Even so, Ronald H. Relf of the Pittsburgh-based Risk Mitigation Group told IADC members, "Some of us will be victims (of terrorists) in one form or another over the next few years.
"Security is a mind-set much like occupational safety. If you're not thinking in those terms, then you're not prepared," he said.
The first lesson that industry participants and all US citizens should have learned from the Sept. 11 terrorist attacks in New York and Washington, DC, is to "expect the unexpected," said David Lattin, security operations director for the Americas at the Control Risks Group LLC, London. "Don't look for the same Sept. 11 scenario to be repeated the next time," he warned.
Although the US military seems to have succeeded in its strikes against the al-Qaida terrorist organization in Afghanistan, that group will be difficult to eradicate because it's loosely organized "more like a charitable foundation than a corporate structure," with connections to many other terrorist groups, Lattin said.
Various military security groups estimate that 10,000-70,000 terrorists have been trained by al-Qaida and dispersed around the world. "Although it's now harder for them to operate, they have long-term programs and can surface 2-10 years down the road," Lattin said.
Upstream oil and gas operations are especially vulnerable to terrorist attacks because they usually are at isolated locations and frequently are in countries that are the scenes of political, economic, or social unrest, the security specialists agreed.
"The threat by international terrorists is serious.

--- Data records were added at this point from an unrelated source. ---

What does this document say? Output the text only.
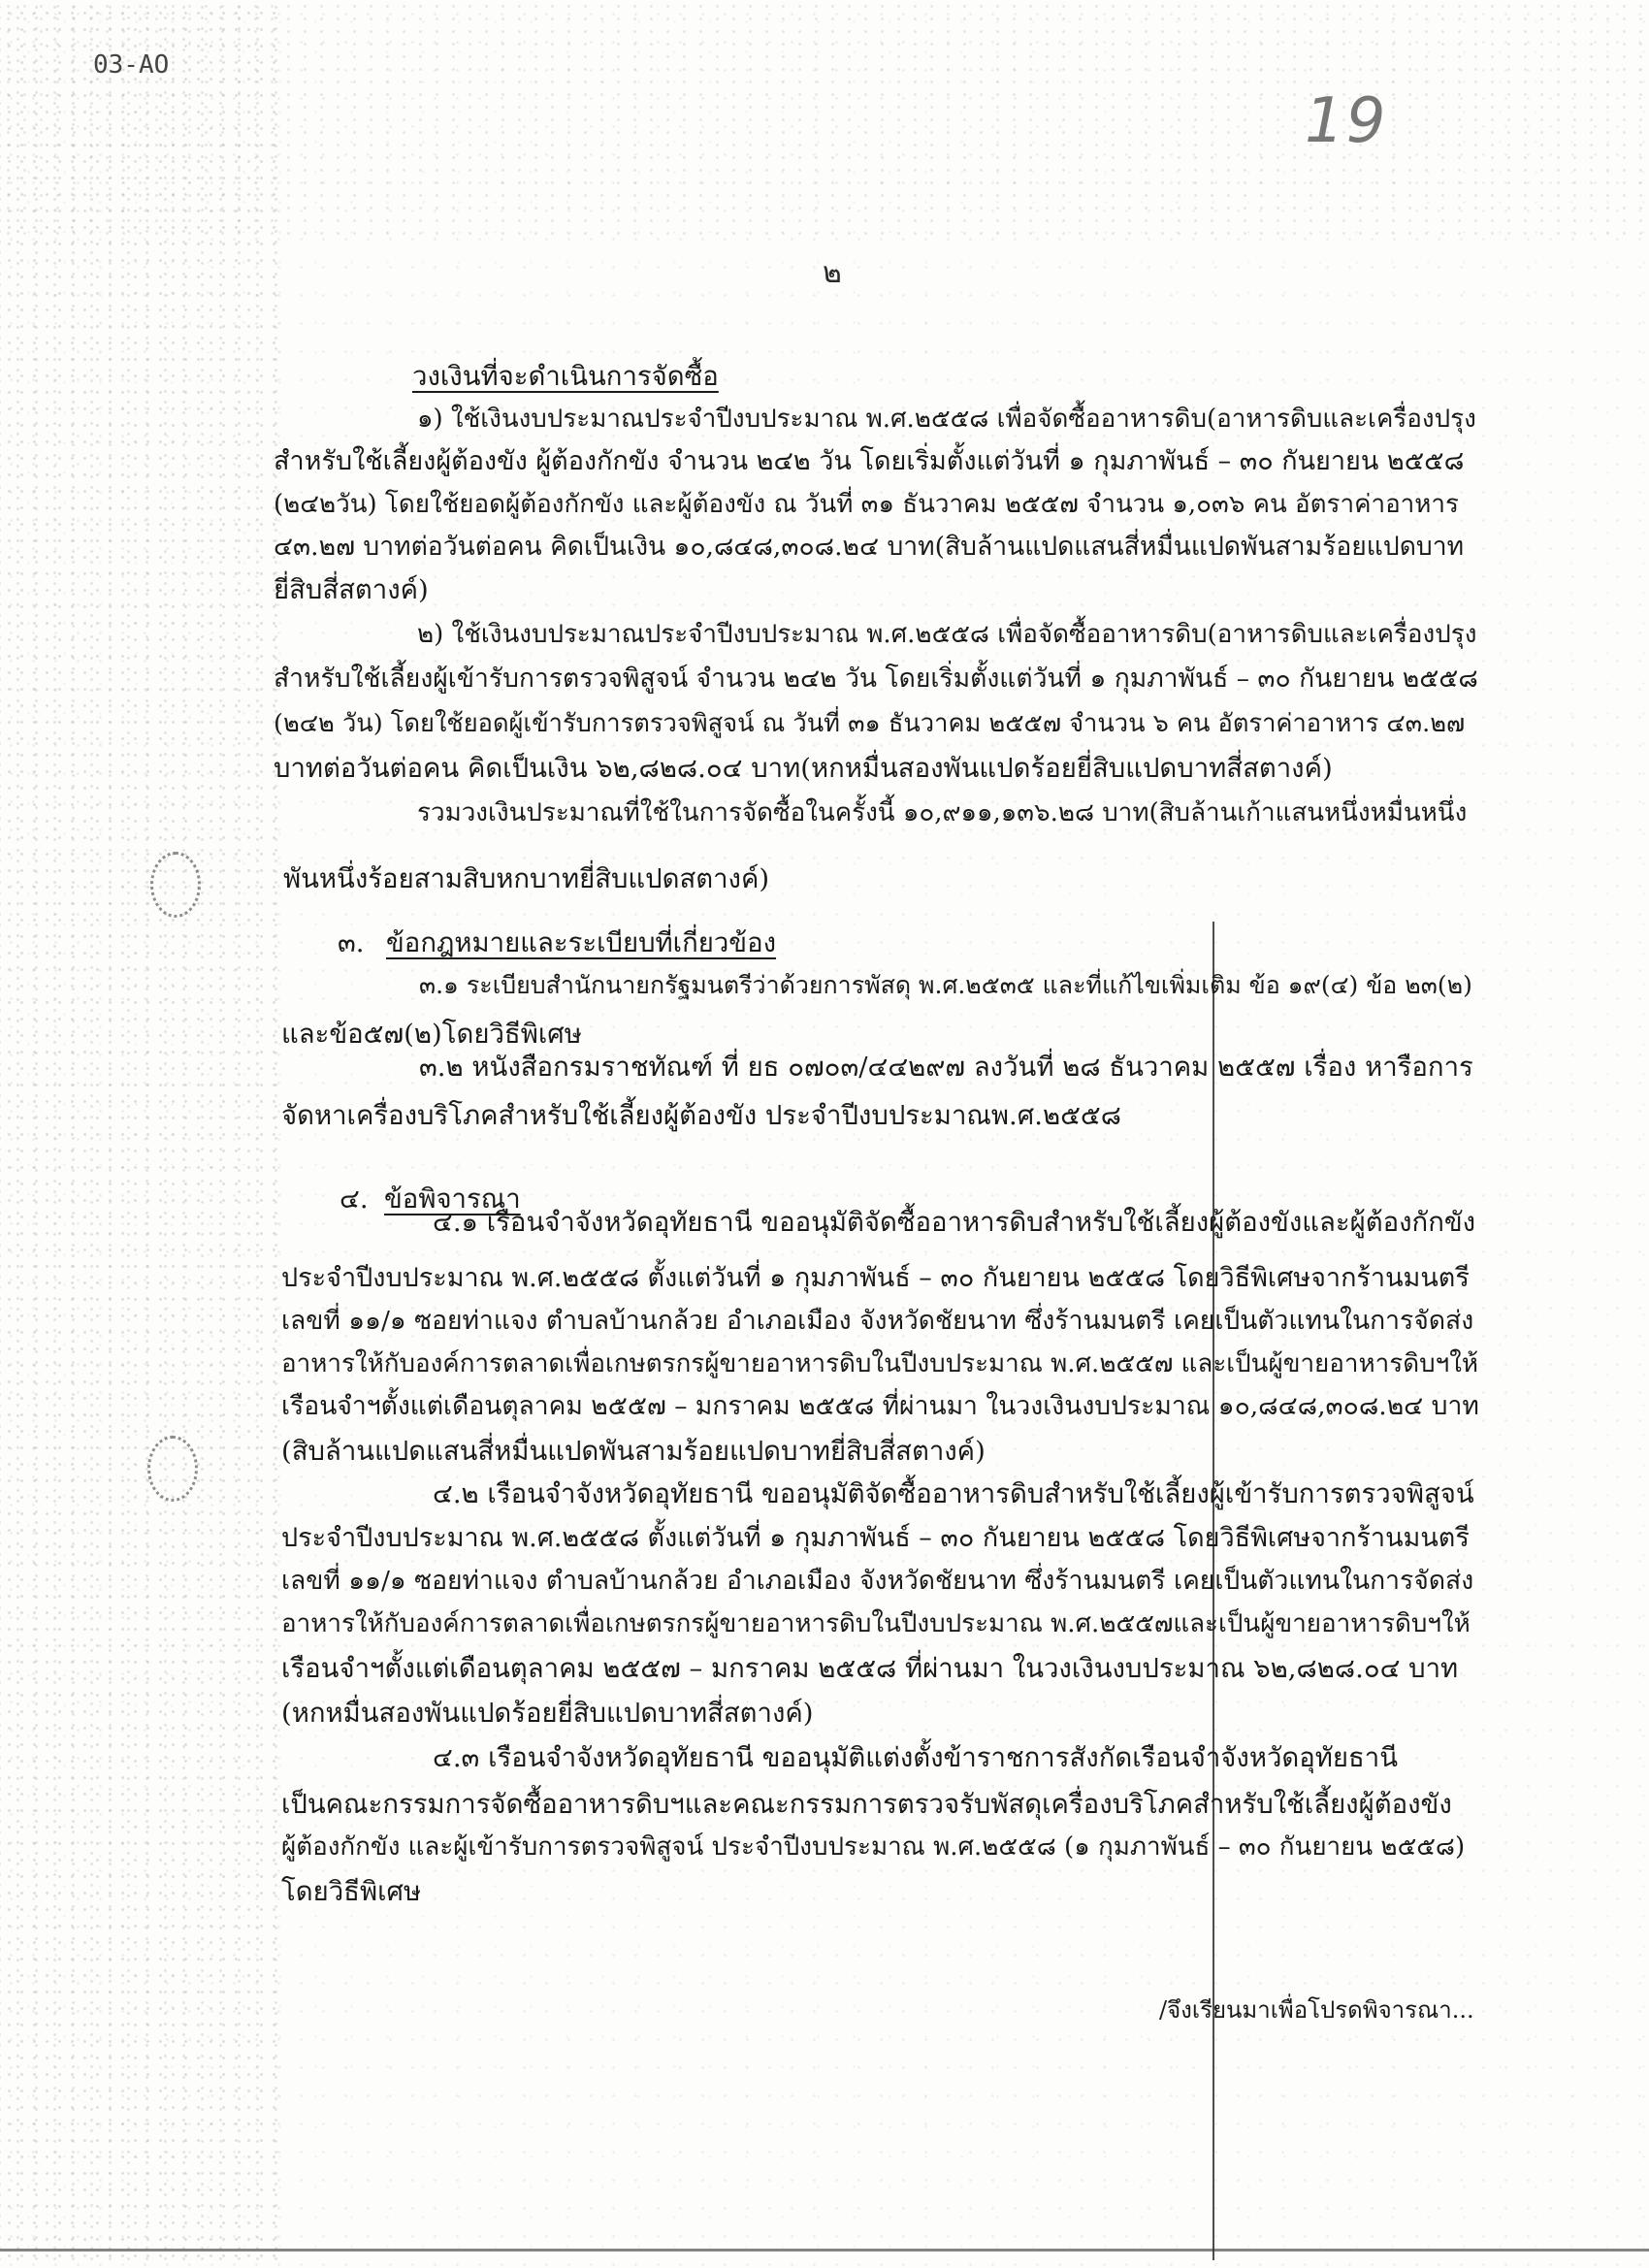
03-AO
19
๒
วงเงินที่จะดำเนินการจัดซื้อ
๑) ใช้เงินงบประมาณประจำปีงบประมาณ พ.ศ.๒๕๕๘ เพื่อจัดซื้ออาหารดิบ(อาหารดิบและเครื่องปรุง
สำหรับใช้เลี้ยงผู้ต้องขัง ผู้ต้องกักขัง จำนวน ๒๔๒ วัน โดยเริ่มตั้งแต่วันที่ ๑ กุมภาพันธ์ – ๓๐ กันยายน ๒๕๕๘
(๒๔๒วัน) โดยใช้ยอดผู้ต้องกักขัง และผู้ต้องขัง ณ วันที่ ๓๑ ธันวาคม ๒๕๕๗ จำนวน ๑,๐๓๖ คน อัตราค่าอาหาร
๔๓.๒๗ บาทต่อวันต่อคน คิดเป็นเงิน ๑๐,๘๔๘,๓๐๘.๒๔ บาท(สิบล้านแปดแสนสี่หมื่นแปดพันสามร้อยแปดบาท
ยี่สิบสี่สตางค์)
๒) ใช้เงินงบประมาณประจำปีงบประมาณ พ.ศ.๒๕๕๘ เพื่อจัดซื้ออาหารดิบ(อาหารดิบและเครื่องปรุง
สำหรับใช้เลี้ยงผู้เข้ารับการตรวจพิสูจน์ จำนวน ๒๔๒ วัน โดยเริ่มตั้งแต่วันที่ ๑ กุมภาพันธ์ – ๓๐ กันยายน ๒๕๕๘
(๒๔๒ วัน) โดยใช้ยอดผู้เข้ารับการตรวจพิสูจน์ ณ วันที่ ๓๑ ธันวาคม ๒๕๕๗ จำนวน ๖ คน อัตราค่าอาหาร ๔๓.๒๗
บาทต่อวันต่อคน คิดเป็นเงิน ๖๒,๘๒๘.๐๔ บาท(หกหมื่นสองพันแปดร้อยยี่สิบแปดบาทสี่สตางค์)
รวมวงเงินประมาณที่ใช้ในการจัดซื้อในครั้งนี้ ๑๐,๙๑๑,๑๓๖.๒๘ บาท(สิบล้านเก้าแสนหนึ่งหมื่นหนึ่ง
พันหนึ่งร้อยสามสิบหกบาทยี่สิบแปดสตางค์)
๓. ข้อกฎหมายและระเบียบที่เกี่ยวข้อง
๓.๑ ระเบียบสำนักนายกรัฐมนตรีว่าด้วยการพัสดุ พ.ศ.๒๕๓๕ และที่แก้ไขเพิ่มเติม ข้อ ๑๙(๔) ข้อ ๒๓(๒)
และข้อ๕๗(๒)โดยวิธีพิเศษ
๓.๒ หนังสือกรมราชทัณฑ์ ที่ ยธ ๐๗๐๓/๔๔๒๙๗ ลงวันที่ ๒๘ ธันวาคม ๒๕๕๗ เรื่อง หารือการ
จัดหาเครื่องบริโภคสำหรับใช้เลี้ยงผู้ต้องขัง ประจำปีงบประมาณพ.ศ.๒๕๕๘
๔. ข้อพิจารณา
๔.๑ เรือนจำจังหวัดอุทัยธานี ขออนุมัติจัดซื้ออาหารดิบสำหรับใช้เลี้ยงผู้ต้องขังและผู้ต้องกักขัง
ประจำปีงบประมาณ พ.ศ.๒๕๕๘ ตั้งแต่วันที่ ๑ กุมภาพันธ์ – ๓๐ กันยายน ๒๕๕๘ โดยวิธีพิเศษจากร้านมนตรี
เลขที่ ๑๑/๑ ซอยท่าแจง ตำบลบ้านกล้วย อำเภอเมือง จังหวัดชัยนาท ซึ่งร้านมนตรี เคยเป็นตัวแทนในการจัดส่ง
อาหารให้กับองค์การตลาดเพื่อเกษตรกรผู้ขายอาหารดิบในปีงบประมาณ พ.ศ.๒๕๕๗ และเป็นผู้ขายอาหารดิบฯให้
เรือนจำฯตั้งแต่เดือนตุลาคม ๒๕๕๗ – มกราคม ๒๕๕๘ ที่ผ่านมา ในวงเงินงบประมาณ ๑๐,๘๔๘,๓๐๘.๒๔ บาท
(สิบล้านแปดแสนสี่หมื่นแปดพันสามร้อยแปดบาทยี่สิบสี่สตางค์)
๔.๒ เรือนจำจังหวัดอุทัยธานี ขออนุมัติจัดซื้ออาหารดิบสำหรับใช้เลี้ยงผู้เข้ารับการตรวจพิสูจน์
ประจำปีงบประมาณ พ.ศ.๒๕๕๘ ตั้งแต่วันที่ ๑ กุมภาพันธ์ – ๓๐ กันยายน ๒๕๕๘ โดยวิธีพิเศษจากร้านมนตรี
เลขที่ ๑๑/๑ ซอยท่าแจง ตำบลบ้านกล้วย อำเภอเมือง จังหวัดชัยนาท ซึ่งร้านมนตรี เคยเป็นตัวแทนในการจัดส่ง
อาหารให้กับองค์การตลาดเพื่อเกษตรกรผู้ขายอาหารดิบในปีงบประมาณ พ.ศ.๒๕๕๗และเป็นผู้ขายอาหารดิบฯให้
เรือนจำฯตั้งแต่เดือนตุลาคม ๒๕๕๗ – มกราคม ๒๕๕๘ ที่ผ่านมา ในวงเงินงบประมาณ ๖๒,๘๒๘.๐๔ บาท
(หกหมื่นสองพันแปดร้อยยี่สิบแปดบาทสี่สตางค์)
๔.๓ เรือนจำจังหวัดอุทัยธานี ขออนุมัติแต่งตั้งข้าราชการสังกัดเรือนจำจังหวัดอุทัยธานี
เป็นคณะกรรมการจัดซื้ออาหารดิบฯและคณะกรรมการตรวจรับพัสดุเครื่องบริโภคสำหรับใช้เลี้ยงผู้ต้องขัง
ผู้ต้องกักขัง และผู้เข้ารับการตรวจพิสูจน์ ประจำปีงบประมาณ พ.ศ.๒๕๕๘ (๑ กุมภาพันธ์ – ๓๐ กันยายน ๒๕๕๘)
โดยวิธีพิเศษ
/จึงเรียนมาเพื่อโปรดพิจารณา...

But you can reduce your vulnerability by introducing doubt into terrorists' planning," said Ross Johnson of Air Security International, Houston.
But the time to plan and prepare for a crisis is before it happens, he warned.
That involves anticipating and analyzing all of the risks to employees and equipment at work sites and during travel, including potential evacuation arrangements and routes for both expatriate and local employees and their families, the security specialists said.
Such planning is necessary even in seemingly unthreatened locations. "If there is no terrorist threat, then watch out for volcanoes," warned Johnson, in a reference to the lava flows that recently forced evacuations near Goma in Congo (Brazzaville).